Reading and Watching
The late summer/fall has me re-reading all of James Baldwin’s fiction. One is always struck by Baldwin’s ferocious intelligence, but I love how his fiction exposes the depth of his tenderness. I’ve finished everything but his last novel, Just Above My Head. My recommendation, if you’re interested, is to start with his classics: Giovanni’s Room, Go Tell It on the Mountain, and the short story Sonny’s Blues (my new favorite of his on re-read).
Speaking of short stories, another new favorite is A Portrait of Shunkin by Jun’ichirō Tanizaki, ranking up there with some of my favorite short fiction from Chekhov (A Joke), George Saunders (Victory Lap), and Grace Paley (Wants). Tanizaki uses this lovely, second-hand heresay tone which infuses the story with mystery and a creepy wistfulness that seems especially Japanese. If you’re looking for more, I also loved Tanizaki’s The Makioka Sisters. You can think of it as a Japanese Downton Abbey (charting the decline of an upper-class family struggling to adapt during a period of rapid modernization and a looming world war) by way of a Yasujirō Ozu film (subtle intrafamily conflict amid arranging a marriage for a reluctant and aging daughter). It’s a really beautiful novel, and I’m looking forward to reading more of Tanizaki’s work.

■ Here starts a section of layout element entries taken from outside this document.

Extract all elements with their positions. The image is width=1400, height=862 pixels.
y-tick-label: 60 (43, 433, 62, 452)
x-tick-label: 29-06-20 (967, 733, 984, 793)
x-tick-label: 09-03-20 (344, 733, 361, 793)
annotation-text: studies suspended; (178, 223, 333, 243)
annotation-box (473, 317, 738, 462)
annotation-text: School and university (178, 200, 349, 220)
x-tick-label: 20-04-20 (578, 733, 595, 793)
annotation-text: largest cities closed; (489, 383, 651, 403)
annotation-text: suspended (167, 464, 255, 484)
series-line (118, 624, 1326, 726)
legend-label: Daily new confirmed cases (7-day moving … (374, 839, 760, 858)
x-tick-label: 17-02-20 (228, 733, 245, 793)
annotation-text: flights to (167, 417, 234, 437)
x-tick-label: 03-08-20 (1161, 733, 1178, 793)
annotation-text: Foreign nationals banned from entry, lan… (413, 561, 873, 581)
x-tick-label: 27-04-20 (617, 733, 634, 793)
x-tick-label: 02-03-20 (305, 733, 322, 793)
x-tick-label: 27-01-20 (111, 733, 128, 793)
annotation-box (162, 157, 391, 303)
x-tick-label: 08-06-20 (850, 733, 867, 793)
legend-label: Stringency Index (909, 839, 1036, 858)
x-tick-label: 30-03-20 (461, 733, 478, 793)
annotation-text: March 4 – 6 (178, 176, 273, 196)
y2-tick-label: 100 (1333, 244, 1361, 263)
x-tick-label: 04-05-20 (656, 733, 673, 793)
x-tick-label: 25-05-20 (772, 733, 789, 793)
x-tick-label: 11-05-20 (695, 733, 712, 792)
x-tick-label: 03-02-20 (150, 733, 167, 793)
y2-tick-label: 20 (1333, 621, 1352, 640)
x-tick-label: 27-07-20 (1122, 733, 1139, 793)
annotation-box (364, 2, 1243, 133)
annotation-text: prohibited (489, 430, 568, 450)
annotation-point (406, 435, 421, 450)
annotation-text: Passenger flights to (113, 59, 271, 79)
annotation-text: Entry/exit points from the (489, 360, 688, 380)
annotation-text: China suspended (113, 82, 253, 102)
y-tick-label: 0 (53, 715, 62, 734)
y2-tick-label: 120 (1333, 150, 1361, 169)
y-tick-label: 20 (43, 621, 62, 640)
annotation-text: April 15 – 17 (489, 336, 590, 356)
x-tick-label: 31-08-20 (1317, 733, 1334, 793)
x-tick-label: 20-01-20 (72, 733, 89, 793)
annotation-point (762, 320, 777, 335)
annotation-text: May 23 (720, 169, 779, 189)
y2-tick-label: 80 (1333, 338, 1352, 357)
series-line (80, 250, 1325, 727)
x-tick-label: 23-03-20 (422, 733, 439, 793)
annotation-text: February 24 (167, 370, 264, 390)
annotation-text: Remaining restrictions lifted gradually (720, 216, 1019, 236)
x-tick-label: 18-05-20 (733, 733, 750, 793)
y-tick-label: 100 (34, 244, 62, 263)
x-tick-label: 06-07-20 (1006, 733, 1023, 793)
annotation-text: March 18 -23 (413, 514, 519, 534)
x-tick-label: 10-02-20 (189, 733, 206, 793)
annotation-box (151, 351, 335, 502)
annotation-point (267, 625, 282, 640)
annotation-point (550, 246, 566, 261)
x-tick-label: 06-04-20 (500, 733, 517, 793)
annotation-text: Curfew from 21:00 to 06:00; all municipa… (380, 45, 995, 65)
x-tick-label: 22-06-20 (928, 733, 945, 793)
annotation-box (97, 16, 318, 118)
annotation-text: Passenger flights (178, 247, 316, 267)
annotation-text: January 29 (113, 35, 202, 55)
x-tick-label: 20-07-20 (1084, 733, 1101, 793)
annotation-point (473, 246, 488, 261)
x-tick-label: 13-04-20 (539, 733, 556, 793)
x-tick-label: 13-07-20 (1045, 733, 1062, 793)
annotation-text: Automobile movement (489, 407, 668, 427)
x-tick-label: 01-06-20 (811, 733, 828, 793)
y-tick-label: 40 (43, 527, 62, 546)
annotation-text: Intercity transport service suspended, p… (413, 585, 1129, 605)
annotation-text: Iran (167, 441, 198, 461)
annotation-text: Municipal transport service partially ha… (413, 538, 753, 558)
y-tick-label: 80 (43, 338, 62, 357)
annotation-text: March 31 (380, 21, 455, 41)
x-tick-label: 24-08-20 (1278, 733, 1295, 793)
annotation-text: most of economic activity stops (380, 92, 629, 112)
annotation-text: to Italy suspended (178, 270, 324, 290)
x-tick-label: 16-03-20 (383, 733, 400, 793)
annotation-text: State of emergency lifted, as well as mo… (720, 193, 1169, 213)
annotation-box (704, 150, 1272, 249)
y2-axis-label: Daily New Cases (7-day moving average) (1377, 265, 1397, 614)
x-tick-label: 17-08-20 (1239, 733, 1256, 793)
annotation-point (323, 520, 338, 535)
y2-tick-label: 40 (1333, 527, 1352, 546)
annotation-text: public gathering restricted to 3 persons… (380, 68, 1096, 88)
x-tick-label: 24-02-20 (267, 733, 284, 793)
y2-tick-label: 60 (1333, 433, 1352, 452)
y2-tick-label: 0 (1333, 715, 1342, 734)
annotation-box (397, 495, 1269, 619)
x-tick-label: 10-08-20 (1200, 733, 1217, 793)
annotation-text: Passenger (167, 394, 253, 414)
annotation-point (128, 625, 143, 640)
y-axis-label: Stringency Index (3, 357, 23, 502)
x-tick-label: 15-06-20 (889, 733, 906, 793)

Very much on the other side of the entertainment spectrum, I am watching Jackie Chan again. The Criterion Channel created a nice collection of his early Hong Kong films, including my favorite, Police Story. These are the antedote to the bombastic Marvel films that have saturated modern action cinema. Jackie is lithe, skilled, and damn, fun! I forgot action films can be fun! Jackie Chan, saint of cinema, on the Mount Rushmore of physical comedy with Chaplin, Keaton, and Lloyd. God bless him.
Two weeks until Election Day in the US. Everyone is holding their breath. I’ve mailed my ballot.